Now that most of the difficult regulatory work is finished (see Appendix A for a full list of CFTC rulemakings), the Commission will have a much simpler job in 2015. I don’t foresee any major changes in the near future; just more “fine-tuning” to keep everything running smoothly.

I see proof of this in the fact that only one of the Commissioners who had a hand in the major regulatory initiatives of 2010 through 2013 — J. Christopher Giancarlo — remains in place. All the other key figures have moved on.  

We can expect to see more amendments to rules that have automatic deadlines for implementation of higher standards, such as the Residual Interest Rule discussed above. In particular, I anticipate that the threshold for determining when a firm must register as a swap dealer, which will automatically drop from $8 billion to $3 billion in 2017, will be one of the areas that are fine-tuned in the coming months. We should also expect to see more amendments to the rules governing package transactions and position limits.

The biggest task I foresee for the CFTC over the next few years is to increase cooperation with other regulatory bodies around the world. Chairman Massad echoed this sentiment earlier this month when he said, “We have agreed to consider changes that would further harmonize our rules with European rules governing these clearinghouses. This would in turn facilitate their recognition of our U.S. clearinghouses.”

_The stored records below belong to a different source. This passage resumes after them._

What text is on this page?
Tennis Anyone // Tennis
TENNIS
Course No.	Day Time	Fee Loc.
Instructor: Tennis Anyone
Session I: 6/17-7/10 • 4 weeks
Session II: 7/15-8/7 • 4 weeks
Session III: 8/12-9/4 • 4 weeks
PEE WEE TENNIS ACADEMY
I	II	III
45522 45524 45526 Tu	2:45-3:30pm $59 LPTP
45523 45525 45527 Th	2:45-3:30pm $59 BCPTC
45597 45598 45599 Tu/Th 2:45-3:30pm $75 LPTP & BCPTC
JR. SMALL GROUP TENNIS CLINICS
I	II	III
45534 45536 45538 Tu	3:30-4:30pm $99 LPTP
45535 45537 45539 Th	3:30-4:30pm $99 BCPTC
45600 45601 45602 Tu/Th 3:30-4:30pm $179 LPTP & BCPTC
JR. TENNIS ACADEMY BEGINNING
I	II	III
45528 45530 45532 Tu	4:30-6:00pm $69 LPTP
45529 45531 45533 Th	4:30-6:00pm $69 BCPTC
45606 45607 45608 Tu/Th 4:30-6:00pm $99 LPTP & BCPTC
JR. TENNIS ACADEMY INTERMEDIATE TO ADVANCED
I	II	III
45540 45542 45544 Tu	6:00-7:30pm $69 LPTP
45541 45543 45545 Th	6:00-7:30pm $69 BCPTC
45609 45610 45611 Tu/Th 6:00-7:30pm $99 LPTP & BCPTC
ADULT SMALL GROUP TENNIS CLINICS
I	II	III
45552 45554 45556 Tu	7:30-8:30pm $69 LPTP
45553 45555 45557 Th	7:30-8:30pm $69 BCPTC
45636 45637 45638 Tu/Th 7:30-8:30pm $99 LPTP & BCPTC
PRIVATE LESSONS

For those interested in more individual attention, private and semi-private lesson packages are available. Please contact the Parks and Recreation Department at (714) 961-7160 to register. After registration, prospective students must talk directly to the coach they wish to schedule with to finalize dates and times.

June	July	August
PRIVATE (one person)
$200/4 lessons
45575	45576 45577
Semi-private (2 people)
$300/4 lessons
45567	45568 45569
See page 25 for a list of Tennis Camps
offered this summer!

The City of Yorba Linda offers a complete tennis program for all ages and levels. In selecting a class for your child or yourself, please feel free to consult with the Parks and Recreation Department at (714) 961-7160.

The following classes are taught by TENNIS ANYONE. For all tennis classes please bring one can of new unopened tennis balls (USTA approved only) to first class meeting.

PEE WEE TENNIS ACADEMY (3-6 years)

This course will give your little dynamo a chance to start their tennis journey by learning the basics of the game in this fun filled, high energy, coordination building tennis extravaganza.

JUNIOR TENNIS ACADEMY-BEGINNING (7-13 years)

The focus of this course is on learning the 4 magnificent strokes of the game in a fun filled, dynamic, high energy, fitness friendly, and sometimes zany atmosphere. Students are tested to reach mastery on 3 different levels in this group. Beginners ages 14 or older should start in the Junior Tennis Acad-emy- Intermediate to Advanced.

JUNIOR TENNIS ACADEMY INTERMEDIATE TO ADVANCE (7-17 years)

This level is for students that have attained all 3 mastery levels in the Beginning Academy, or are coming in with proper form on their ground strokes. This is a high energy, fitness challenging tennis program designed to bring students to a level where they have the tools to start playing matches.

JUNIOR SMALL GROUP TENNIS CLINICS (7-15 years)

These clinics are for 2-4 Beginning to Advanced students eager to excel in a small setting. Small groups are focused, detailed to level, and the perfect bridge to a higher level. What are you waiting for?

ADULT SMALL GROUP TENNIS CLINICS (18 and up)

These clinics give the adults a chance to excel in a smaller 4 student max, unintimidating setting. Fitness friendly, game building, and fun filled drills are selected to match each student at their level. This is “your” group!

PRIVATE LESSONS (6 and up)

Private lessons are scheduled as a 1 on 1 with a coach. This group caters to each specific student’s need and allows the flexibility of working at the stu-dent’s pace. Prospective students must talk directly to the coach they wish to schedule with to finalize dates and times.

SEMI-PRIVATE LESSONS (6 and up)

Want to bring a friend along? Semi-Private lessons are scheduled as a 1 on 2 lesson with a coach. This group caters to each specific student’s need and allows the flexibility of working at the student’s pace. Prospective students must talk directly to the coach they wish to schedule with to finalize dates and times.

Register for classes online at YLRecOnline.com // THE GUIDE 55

At the moment, the CFTC is continuing to consider how to apply its rules to swaps trades between non-U.S. entities that are arranged, negotiated, or executed in the U.S. While I’m glad to see the Commission taking steps toward global cooperation, I question whether we have the right people in place to accomplish this in the most efficient manner. None of the current Commissioners have substantial experience dealing with international regulatory agencies.

As a result, I would advise the Commission to rely on industry ambassadors, such as the ones acknowledge above, to help push the new global market initiative. With more and more new requirements going into effect, this will be the key regulatory issue in the months and years ahead, so its importance cannot be overstated.

We’re already seeing increased emphasis in this area, as exemplified by Federal Reserve Governor Jerome Powell’s recent call for more coordinated global regulation of derivatives clearinghouses. Specifically, Powell said, “We need transparent, actionable and effective plans for dealing with financial shocks that do not leave either an explicit or implicit role for the government.”

I fully agree. Over the past few years, central clearing of standardized derivatives has brought more transparency to the market. However, it has also increased the damage that could be caused by the failure of a large clearinghouse. In order to ensure that clearinghouses do not become the new “too-big-to-fail” entities, they must increase their liquidity, transparency and ability to withstand shocks without government bailouts.

Consequently, global regulators should consider establishing coordinated, standardized stress tests for clearers, and the results of those tests should be made public.